Friday, 13 April 2018

Fanfest Keynote 2018: Wut?

OK so as predicted, the Yulai in game happening stopped happening. But to be fair nothing was promised this time around so I will let that one pass. Will it be the end of Luobote's travels for another year? Did Fanfest do anything to rekindle his enthusiasm? It was the Citadel Fanfest that killed it in the first place so there is always the potential for facts in space to change. 

So Fanfest. It is always hard a judge an any public event from a distance. Eve fanfest is a case in point. It is a fan gathering but it is difficult to get the sense of that across the ether. But it is also a platform for CCP to wax lyrical about their product. Usually, that part does come across more clearly to the remote viewer. It is CCP's moment to shine.

However, this time around CCP seemed conflicted about how to utilise this opportunity. You sense there was a powerpoint slide in some strained middle management meeting late on a Friday that had a list of buttons they felt they had to push.
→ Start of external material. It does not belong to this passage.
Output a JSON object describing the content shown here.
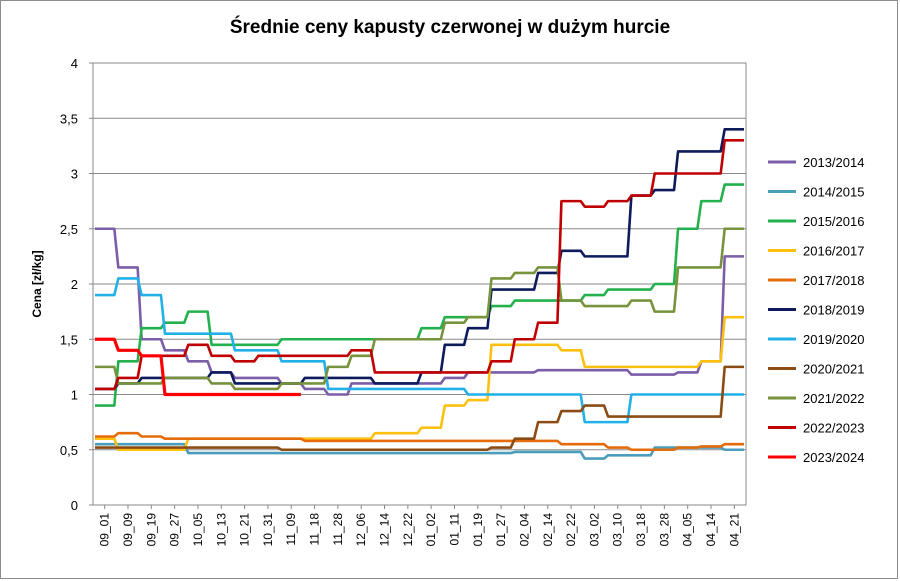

On the following Monday morning after senior management got wind of their efforts there was a corresponding list of things that mustn't be mentioned. The navigation of that rather awkward presentational minefield was what we ended up witnessing in the keynote speech.The subtext seemed to be something like this:

Message: We are 15 years old! Thats cool!
Counter message to avoid: 15 years but just pulled out of the VR market and only have Eve Online as our revenue generator
Message: We are building new games!
Counter message to avoid: Development for these games will be at Eve Online's expense. Again
Message: We are committed to Eve - see new the new deadspace PVE instances and ships and stuff. Not like World of Warcraft honest
Counter message to avoid: ...and we will monetise it in the following way.
 
Perhaps I am exaggerating but the cocktail of positive yet defensive messages didn't really set the juices flowing. There are tweaks or iterations here and there that some will hate/like but this is all small beer. At the strategic level, the routemap has been replaced with 3 pillars. This is progress of a sort as it suggests there are some underlying principles behind their decisions. It's essentially a promise of goodness. It's hard to criticize goodness because badness is bad and unlikely to recover from that reputation. But it is not a vision. Eve will be tangibly better how? Dealing with RMT/bots is (or should be) the day job, not a new feature.

So I am really not sure what to think. My lines in the sand resulting from the Citadel release haven't been challenged but I didn't expect that  to change. But what CCP have in store for Eve isn't clear. Whether that is just down to CCP being untogether about the message or whether that is because they can't decide is perhaps the bigger concern.